Scan worker endpoint URL.

Type	Required	Category
String	✔	Scan

Specifies the endpoint used to invoke the scan worker.

Stream

`queryReadContainer`

Location of the output file for writing TenXObject field values.

Type	Required	Category
String	✔	Stream

Specifies the object storage container (e.g., S3 bucket) name where input objects (e.g., log file) to scan are stored.

This value corresponds with the indexWriteContainer.

`queryStreamFunctionParallelObjects`

Max number of input object byte ranges to process in a single 'stream' instance.

Type	Default	Category
Number	0	Stream

Defines the maximum number of Storage objects to process by a single instance of the stream worker.

For example, if set to 50 and the scan phase has identified 200 potentially matching input object byte ranges, four instances of the stream worker will split the workload in parallel.

`queryStreamFunctionParallelByteRange`

Max input object bytes for a single fetch request.

Type	Required	Category
String	✔	Stream

Defines the max byte range within an input object (e.g., log file) that can fetched via a single request.

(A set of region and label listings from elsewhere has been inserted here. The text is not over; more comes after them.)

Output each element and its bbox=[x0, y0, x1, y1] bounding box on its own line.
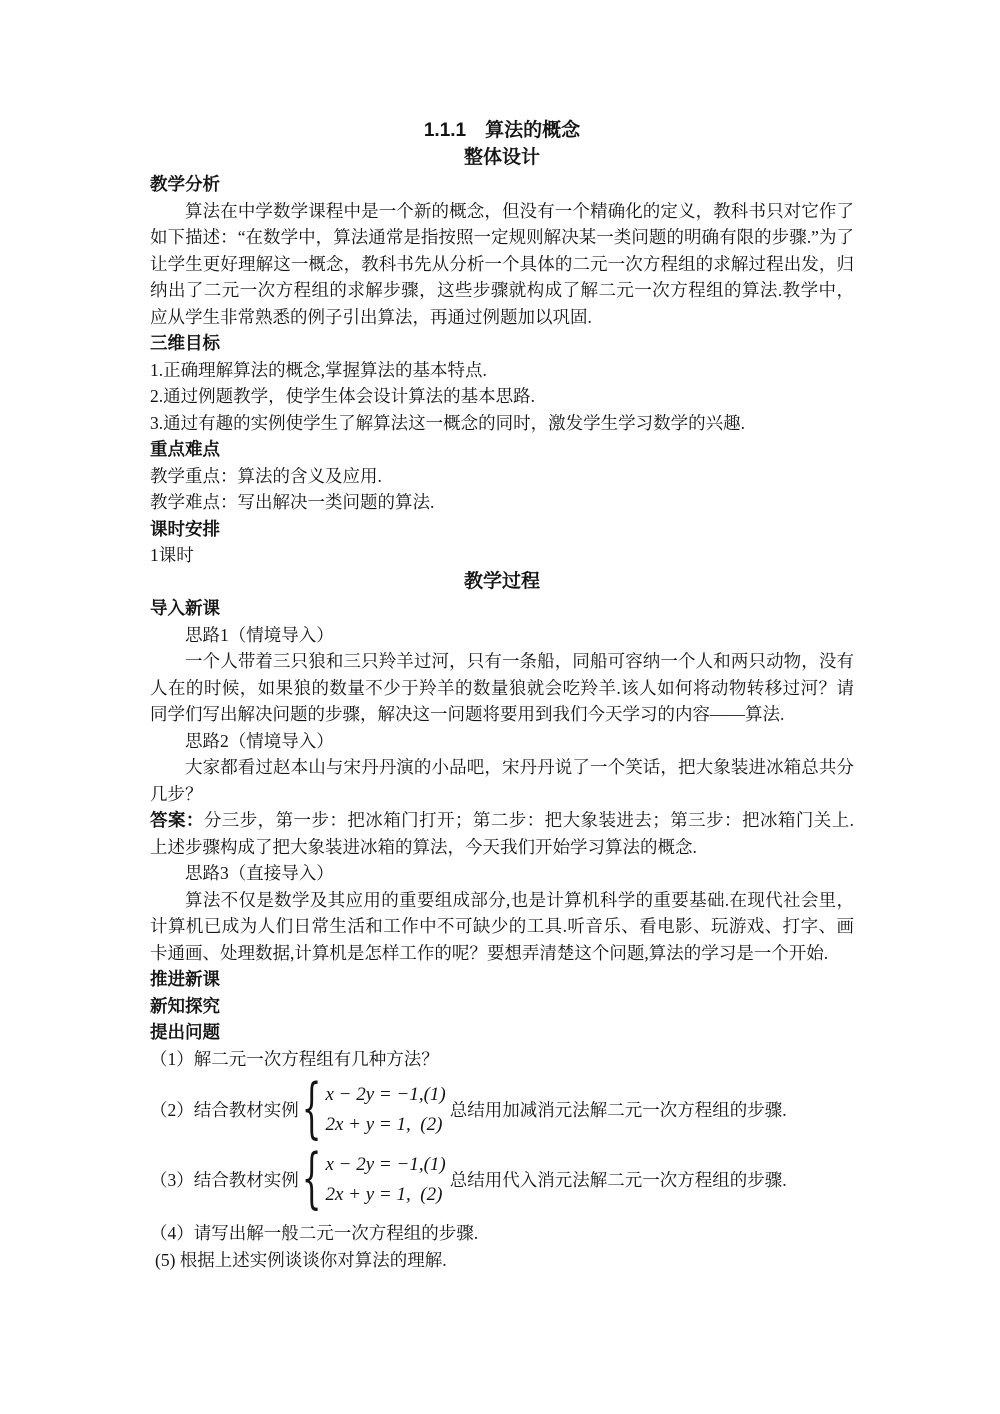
document-page: 1.1.1 算法的概念 整体设计 教学分析 算法在中学数学课程中是一个新的概念，… bbox=[0, 0, 1000, 1414]
question-2: （2）结合教材实例 { x − 2y = −1,(1) 2x + y = 1, … bbox=[150, 1080, 854, 1140]
question-3-suffix: 总结用代入消元法解二元一次方程组的步骤. bbox=[450, 1167, 787, 1194]
heading-analysis: 教学分析 bbox=[150, 171, 854, 198]
key-point-focus: 教学重点：算法的含义及应用. bbox=[150, 463, 854, 490]
heading-schedule: 课时安排 bbox=[150, 516, 854, 543]
equation-system: { x − 2y = −1,(1) 2x + y = 1, (2) bbox=[302, 1080, 446, 1140]
question-3-prefix: （3）结合教材实例 bbox=[150, 1167, 299, 1194]
question-3: （3）结合教材实例 { x − 2y = −1,(1) 2x + y = 1, … bbox=[150, 1150, 854, 1210]
idea3-paragraph: 算法不仅是数学及其应用的重要组成部分,也是计算机科学的重要基础.在现代社会里，计… bbox=[150, 887, 854, 967]
left-brace: { bbox=[302, 1147, 322, 1212]
idea1-paragraph: 一个人带着三只狼和三只羚羊过河，只有一条船，同船可容纳一个人和两只动物，没有人在… bbox=[150, 648, 854, 728]
heading-explore: 新知探究 bbox=[150, 993, 854, 1020]
question-5: (5) 根据上述实例谈谈你对算法的理解. bbox=[150, 1247, 854, 1274]
page-title: 1.1.1 算法的概念 bbox=[150, 118, 854, 145]
goal-item-2: 2.通过例题教学，使学生体会设计算法的基本思路. bbox=[150, 383, 854, 410]
equation-line-1: x − 2y = −1,(1) bbox=[325, 1150, 445, 1180]
equation-system: { x − 2y = −1,(1) 2x + y = 1, (2) bbox=[302, 1150, 446, 1210]
question-2-prefix: （2）结合教材实例 bbox=[150, 1097, 299, 1124]
left-brace: { bbox=[302, 1077, 322, 1142]
answer-paragraph: 答案：分三步，第一步：把冰箱门打开；第二步：把大象装进去；第三步：把冰箱门关上.… bbox=[150, 807, 854, 860]
key-point-difficulty: 教学难点：写出解决一类问题的算法. bbox=[150, 489, 854, 516]
goal-item-3: 3.通过有趣的实例使学生了解算法这一概念的同时，激发学生学习数学的兴趣. bbox=[150, 410, 854, 437]
idea3-label: 思路3（直接导入） bbox=[150, 860, 854, 887]
heading-process: 教学过程 bbox=[150, 569, 854, 596]
analysis-paragraph: 算法在中学数学课程中是一个新的概念，但没有一个精确化的定义，教科书只对它作了如下… bbox=[150, 198, 854, 331]
equation-column: x − 2y = −1,(1) 2x + y = 1, (2) bbox=[322, 1080, 445, 1140]
equation-line-1: x − 2y = −1,(1) bbox=[325, 1080, 445, 1110]
equation-line-2: 2x + y = 1, (2) bbox=[325, 1110, 445, 1140]
answer-text: 分三步，第一步：把冰箱门打开；第二步：把大象装进去；第三步：把冰箱门关上.上述步… bbox=[150, 810, 854, 857]
question-1: （1）解二元一次方程组有几种方法？ bbox=[150, 1046, 854, 1073]
heading-advance: 推进新课 bbox=[150, 966, 854, 993]
equation-column: x − 2y = −1,(1) 2x + y = 1, (2) bbox=[322, 1150, 445, 1210]
idea1-label: 思路1（情境导入） bbox=[150, 622, 854, 649]
schedule-text: 1课时 bbox=[150, 542, 854, 569]
heading-key-points: 重点难点 bbox=[150, 436, 854, 463]
equation-line-2: 2x + y = 1, (2) bbox=[325, 1180, 445, 1210]
heading-questions: 提出问题 bbox=[150, 1019, 854, 1046]
heading-intro: 导入新课 bbox=[150, 595, 854, 622]
page-subtitle: 整体设计 bbox=[150, 145, 854, 172]
idea2-paragraph: 大家都看过赵本山与宋丹丹演的小品吧，宋丹丹说了一个笑话，把大象装进冰箱总共分几步… bbox=[150, 754, 854, 807]
question-4: （4）请写出解一般二元一次方程组的步骤. bbox=[150, 1220, 854, 1247]
question-2-suffix: 总结用加减消元法解二元一次方程组的步骤. bbox=[450, 1097, 787, 1124]
goal-item-1: 1.正确理解算法的概念,掌握算法的基本特点. bbox=[150, 357, 854, 384]
idea2-label: 思路2（情境导入） bbox=[150, 728, 854, 755]
answer-label: 答案： bbox=[150, 810, 204, 830]
heading-goals: 三维目标 bbox=[150, 330, 854, 357]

For example, if this value is 5Mb and two matching 1Mb byte ranges spaced 2Mb apart are identified within a target object fetch both from the storage via a single operation. If there is a 2Mb gap, launch two instances of the stream worker.

`queryStreamFunctionUrl`

Stream worker endpoint URL.

Type	Required	Category
String	✔	Stream

Specifies the endpoint used to invoke the stream worker.

Advanced

`queryObjectStorageArgs`

Custom object storage args.

Type	Default	Category
List	[]	Advanced

Custom arguments passed as a map to the constructor of the underlying object storage. This list is expected to hold pairs of key values (e.g., args: [key1, value1, key2, value2]).

`queryFilterVars`

Specifies a list of variable values to scan for.

Type	Default	Category
List	[]	Advanced

Specifies a list of variable values to scan for.

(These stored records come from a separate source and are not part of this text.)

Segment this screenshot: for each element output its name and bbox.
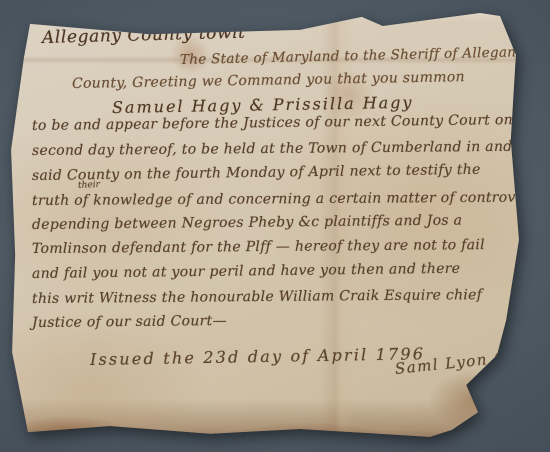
document-paper: Allegany County towit The State of Maryl… xyxy=(8,10,520,442)
handwritten-line: second day thereof, to be held at the To… xyxy=(32,139,539,159)
handwritten-line: and fail you not at your peril and have … xyxy=(32,261,461,282)
inserted-word-above-line: their xyxy=(78,180,100,191)
handwritten-line-greeting: County, Greeting we Command you that you… xyxy=(72,69,465,92)
handwritten-line: to be and appear before the Justices of … xyxy=(32,112,542,134)
handwritten-line: this writ Witness the honourable William… xyxy=(32,287,482,307)
issued-date-line: Issued the 23d day of April 1796 xyxy=(90,344,426,369)
handwritten-line: depending between Negroes Pheby &c plain… xyxy=(32,212,462,233)
document-photo: Allegany County towit The State of Maryl… xyxy=(0,0,550,452)
handwritten-line: Tomlinson defendant for the Plff — hereo… xyxy=(32,237,485,257)
handwritten-line-state: The State of Maryland to the Sheriff of … xyxy=(180,44,524,68)
document-heading: Allegany County towit xyxy=(42,23,246,48)
handwritten-line: truth of knowledge of and concerning a c… xyxy=(32,189,547,209)
paper-shadow-wrapper: Allegany County towit The State of Maryl… xyxy=(0,0,550,452)
handwritten-line: Justice of our said Court— xyxy=(32,313,227,331)
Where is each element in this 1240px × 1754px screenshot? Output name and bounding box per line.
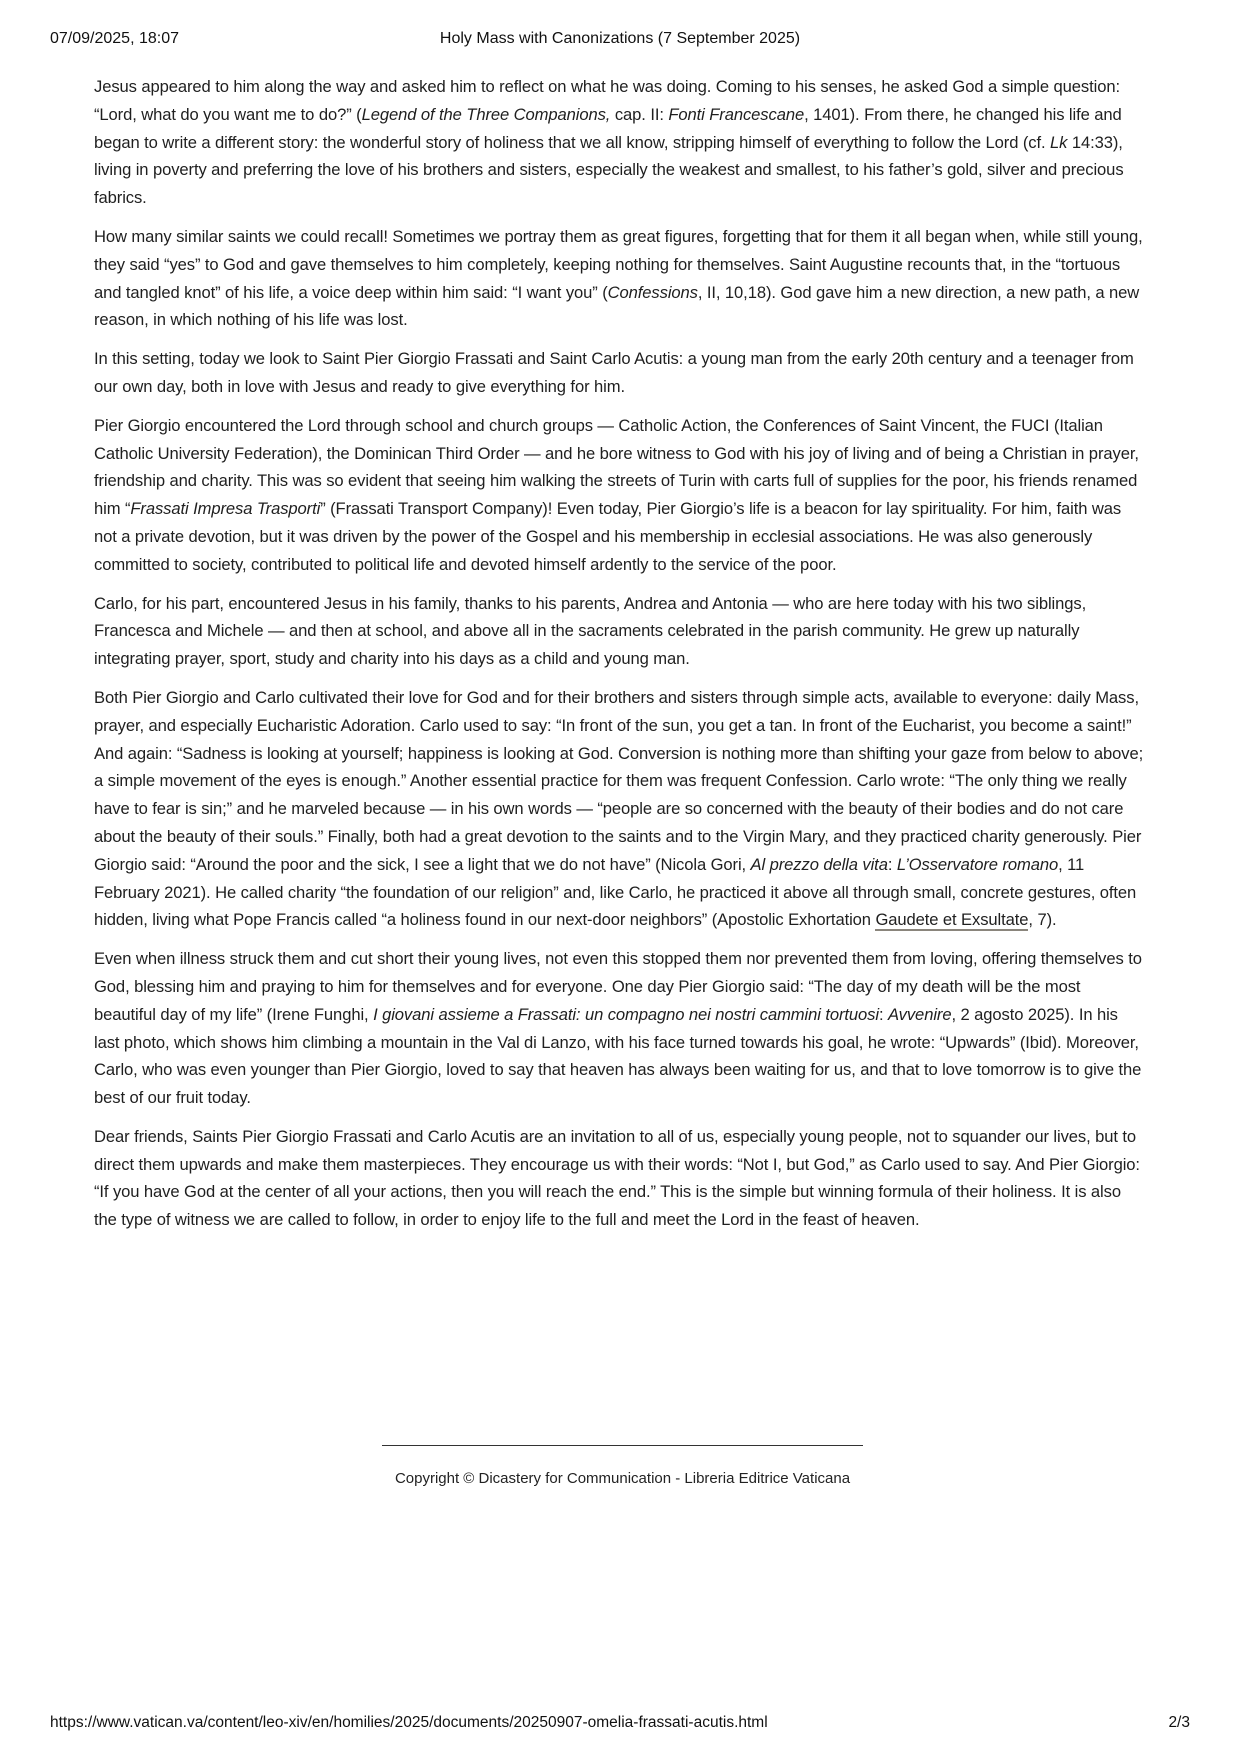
italic-citation: I giovani assieme a Frassati: un compagn…	[373, 1005, 879, 1024]
print-footer: https://www.vatican.va/content/leo-xiv/e…	[50, 1714, 1190, 1734]
gaudete-et-exsultate-link[interactable]: Gaudete et Exsultate	[875, 910, 1028, 931]
text-segment: :	[888, 855, 897, 874]
italic-citation: Fonti Francescane	[668, 105, 804, 124]
italic-citation: Al prezzo della vita	[751, 855, 888, 874]
italic-citation: Confessions	[608, 283, 698, 302]
paragraph: Pier Giorgio encountered the Lord throug…	[94, 412, 1146, 579]
paragraph: Even when illness struck them and cut sh…	[94, 945, 1146, 1112]
page-title: Holy Mass with Canonizations (7 Septembe…	[50, 30, 1190, 48]
paragraph: How many similar saints we could recall!…	[94, 223, 1146, 334]
text-segment: cap. II:	[610, 105, 668, 124]
copyright-notice: Copyright © Dicastery for Communication …	[382, 1470, 863, 1487]
page-url: https://www.vatican.va/content/leo-xiv/e…	[50, 1714, 768, 1732]
text-segment: In this setting, today we look to Saint …	[94, 349, 1134, 396]
text-segment: , 7).	[1028, 910, 1056, 929]
paragraph: Both Pier Giorgio and Carlo cultivated t…	[94, 684, 1146, 934]
italic-citation: L’Osservatore romano	[897, 855, 1058, 874]
italic-citation: Legend of the Three Companions,	[362, 105, 611, 124]
page-number: 2/3	[1168, 1714, 1190, 1732]
text-segment: :	[879, 1005, 888, 1024]
text-segment: Carlo, for his part, encountered Jesus i…	[94, 594, 1086, 669]
text-segment: Both Pier Giorgio and Carlo cultivated t…	[94, 688, 1143, 874]
italic-citation: Lk	[1050, 133, 1067, 152]
print-header: 07/09/2025, 18:07 Holy Mass with Canoniz…	[50, 30, 1190, 50]
footer-divider	[382, 1445, 863, 1446]
text-segment: Dear friends, Saints Pier Giorgio Frassa…	[94, 1127, 1140, 1229]
homily-body: Jesus appeared to him along the way and …	[94, 73, 1146, 1245]
italic-citation: Avvenire	[888, 1005, 951, 1024]
paragraph: Jesus appeared to him along the way and …	[94, 73, 1146, 212]
italic-citation: Frassati Impresa Trasporti	[130, 499, 320, 518]
paragraph: Carlo, for his part, encountered Jesus i…	[94, 590, 1146, 673]
paragraph: Dear friends, Saints Pier Giorgio Frassa…	[94, 1123, 1146, 1234]
paragraph: In this setting, today we look to Saint …	[94, 345, 1146, 401]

`queryFilterTemplateHashes`

Specifies a list of TenXTemplate hash values to scan for.

Type	Default	Category
List	[]	Advanced

Specifies a list of TenXTemplate hash values to scan for.

`queryID`

Unique ID of host query.

Type	Default	Category
String	""	Advanced

UUID identifying this query. This value is automatically assigned if not explicitly set.

`queryElapseTime`

Epoch after which processing times out.

Type	Default	Category
Number	0	Advanced

Epoch value which if exceeds the current system time will result in this request being cancelled.

`queryScanFunctionLimitResultSizeInterval`

Interval by which to check whether 'queryLimitResultSize' is exceeded.

Type	Default	Category
String	""	Advanced

Interval by which to check whether queryLimitResultSize that is the query has returned >= the request result volume.

Limit

`queryLimitProcessingTime`

Max milliseconds alloted for this query.

Type	Required	Category
String	✔	Limit

Milliseconds allotted for this query to complete. Once this period has elapsed the query will terminate regardless of whether queryLimitResultSize has not been exceeded.

`queryLimitResultSize`

Max byte volume of matching events to fetch.

Type	Required	Category
String	✔	Limit

Volume in bytes of events matching the app prefix, terms and time range to fetch. Once this volume has been reached the query will terminate.

If queryLimitProcessingTime has elapsed before the requested result volume has been fetched, the query will still terminate.

This module is defined in query/module.yaml.